Expected Recovery Time Objective
The servers in the remaining site can continue processing requests as soon as the database is running again in the remaining site, so the downtime depends on the time used before switching over the database.
- If you perform the database failover or switchover almost immediately, then the total time
to recover is short. It depends on the time that the database needs for the switchover or
failover. For the test performed, the switchover takes less than 2 minutes, so the expected
RTO is:
RTO = DB DOWNTIME + SHORT TIME (1-2 min). - If the database downtime is longer, there can be additional errors, such as Oracle WebLogic Server auto restarts, that increase the RTO. The expected RTO is:
RTO = DB DOWNTIME + WEBLOGIC START TIME
Manage Failure of the Entire Region Hosting the Standby Database
All the client requests, regardless of their site preference, will be routed to region 1, which continues processing requests. The WebLogic JMS and JTA services will automatically migrate to the servers in site 1 when using Automatic Service Migration along with JDBC persistent stores.
In the Oracle Fusion Middleware (FMW) with Oracle SOA Suite case, if the automatic recovery cluster master was hosted in the failed servers, a new cluster master will arise in the available site. This server performs automated recovery of SOA instances initiated on the other site.
There is no need to perform a database switchover since the outage doesn’t affect the primary database.
The following diagram shows failure of the entire region 2 in the FMW stretched clusters topology.
Recover From the Failure
After the failed site is available again, restart the processes in the failed hosts for the Oracle HTTP servers and WebLogic managed servers.
Make sure that no orphan files exist that prevent WebLogic from starting.
Thanks to the global load balancer feature (either Oracle Cloud Infrastructure Traffic Management steering policies or a global load balancer), the client's requests will be rebalanced between the 2 sites again.

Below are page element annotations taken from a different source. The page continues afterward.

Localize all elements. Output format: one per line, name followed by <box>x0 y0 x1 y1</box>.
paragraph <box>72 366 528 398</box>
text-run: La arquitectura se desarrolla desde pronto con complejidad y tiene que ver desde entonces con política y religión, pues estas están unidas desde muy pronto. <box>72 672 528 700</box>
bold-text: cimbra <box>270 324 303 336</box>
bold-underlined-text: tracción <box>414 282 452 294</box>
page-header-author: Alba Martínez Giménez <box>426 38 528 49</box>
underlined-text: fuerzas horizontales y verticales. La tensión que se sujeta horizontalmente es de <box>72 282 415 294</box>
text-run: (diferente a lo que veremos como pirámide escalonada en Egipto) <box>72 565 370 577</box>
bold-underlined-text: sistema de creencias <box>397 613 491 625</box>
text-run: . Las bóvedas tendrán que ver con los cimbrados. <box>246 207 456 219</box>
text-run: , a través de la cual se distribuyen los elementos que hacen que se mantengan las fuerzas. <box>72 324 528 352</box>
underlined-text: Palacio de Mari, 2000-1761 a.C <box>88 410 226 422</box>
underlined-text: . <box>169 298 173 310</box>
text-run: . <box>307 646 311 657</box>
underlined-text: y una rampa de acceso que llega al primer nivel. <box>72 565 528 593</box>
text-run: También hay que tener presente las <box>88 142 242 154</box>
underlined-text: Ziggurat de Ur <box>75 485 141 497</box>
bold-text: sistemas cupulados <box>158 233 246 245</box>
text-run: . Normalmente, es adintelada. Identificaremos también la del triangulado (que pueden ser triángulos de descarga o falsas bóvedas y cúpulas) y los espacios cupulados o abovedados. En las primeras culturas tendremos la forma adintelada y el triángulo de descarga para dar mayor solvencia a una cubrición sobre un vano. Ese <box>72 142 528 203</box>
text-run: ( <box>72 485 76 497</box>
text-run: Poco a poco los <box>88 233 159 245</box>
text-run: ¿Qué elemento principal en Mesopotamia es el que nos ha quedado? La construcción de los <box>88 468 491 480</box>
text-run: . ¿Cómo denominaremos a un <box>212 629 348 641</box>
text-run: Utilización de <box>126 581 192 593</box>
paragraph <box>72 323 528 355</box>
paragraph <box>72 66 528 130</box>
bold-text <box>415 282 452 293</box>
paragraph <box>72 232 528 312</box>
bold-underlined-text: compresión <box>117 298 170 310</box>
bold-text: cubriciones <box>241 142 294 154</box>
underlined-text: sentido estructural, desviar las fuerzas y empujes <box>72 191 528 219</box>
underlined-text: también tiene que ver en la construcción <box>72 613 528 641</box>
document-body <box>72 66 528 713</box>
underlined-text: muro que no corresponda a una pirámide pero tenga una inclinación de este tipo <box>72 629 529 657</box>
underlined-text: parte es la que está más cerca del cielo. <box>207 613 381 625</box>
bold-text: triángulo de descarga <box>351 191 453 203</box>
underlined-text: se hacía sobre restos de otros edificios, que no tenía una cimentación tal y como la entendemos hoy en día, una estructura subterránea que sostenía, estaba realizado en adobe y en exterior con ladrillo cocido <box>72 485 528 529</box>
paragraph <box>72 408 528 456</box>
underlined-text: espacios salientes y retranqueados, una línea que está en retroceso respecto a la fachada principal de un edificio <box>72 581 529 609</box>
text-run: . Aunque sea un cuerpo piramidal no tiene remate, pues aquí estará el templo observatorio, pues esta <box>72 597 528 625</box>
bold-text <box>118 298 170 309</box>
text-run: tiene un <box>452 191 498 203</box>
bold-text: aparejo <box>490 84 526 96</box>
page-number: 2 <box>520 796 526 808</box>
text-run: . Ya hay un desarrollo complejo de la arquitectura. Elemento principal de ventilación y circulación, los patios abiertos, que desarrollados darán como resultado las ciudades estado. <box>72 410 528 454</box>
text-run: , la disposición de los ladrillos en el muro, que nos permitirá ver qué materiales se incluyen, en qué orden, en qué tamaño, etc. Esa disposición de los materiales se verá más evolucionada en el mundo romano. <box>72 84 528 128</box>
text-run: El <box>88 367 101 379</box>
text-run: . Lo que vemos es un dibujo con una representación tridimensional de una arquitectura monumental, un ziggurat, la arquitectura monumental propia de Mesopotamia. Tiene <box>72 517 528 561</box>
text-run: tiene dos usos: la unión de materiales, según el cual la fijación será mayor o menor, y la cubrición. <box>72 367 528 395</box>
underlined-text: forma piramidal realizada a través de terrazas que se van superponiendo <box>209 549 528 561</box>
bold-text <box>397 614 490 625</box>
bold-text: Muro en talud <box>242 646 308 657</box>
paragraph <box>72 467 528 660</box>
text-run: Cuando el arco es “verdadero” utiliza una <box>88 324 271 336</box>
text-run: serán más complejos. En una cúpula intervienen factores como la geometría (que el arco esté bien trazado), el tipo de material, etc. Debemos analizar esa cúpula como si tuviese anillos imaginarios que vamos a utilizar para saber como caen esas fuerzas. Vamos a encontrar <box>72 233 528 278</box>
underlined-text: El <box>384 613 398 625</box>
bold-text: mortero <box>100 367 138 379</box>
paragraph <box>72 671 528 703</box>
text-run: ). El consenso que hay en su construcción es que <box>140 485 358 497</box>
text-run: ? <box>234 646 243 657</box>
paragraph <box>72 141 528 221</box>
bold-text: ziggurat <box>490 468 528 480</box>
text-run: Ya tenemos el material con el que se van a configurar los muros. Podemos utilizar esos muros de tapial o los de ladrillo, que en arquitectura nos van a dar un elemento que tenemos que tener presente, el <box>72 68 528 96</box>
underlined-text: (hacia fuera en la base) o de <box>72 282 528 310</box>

Expected Recovery Time Objective
The domain name system (DNS) update impacts clients that have region 2 set as their preference in the geolocation steering policy. The DNS update affects clients whose steering policy preference is set to the failed region. The TTL value determines how long these clients will continue using the old entry before updating it to point to the healthy site. The additional time (around 1 min) depends on the frequency and time out of the health checks configured in the OCI traffic management steering policy (30 seconds were used in the test above for the Health Check interval and a timeout of 10 seconds).
When using a global load balancer (GLBR), the outage time depends on the frequency of the health checks configured in the GLBR. As soon as the GLBR marks a pool as unhealthy, the incoming requests will be redirected to the other site. With a GLBR, there is no DNS update, so the TTL value of the front-end entry is irrelevant.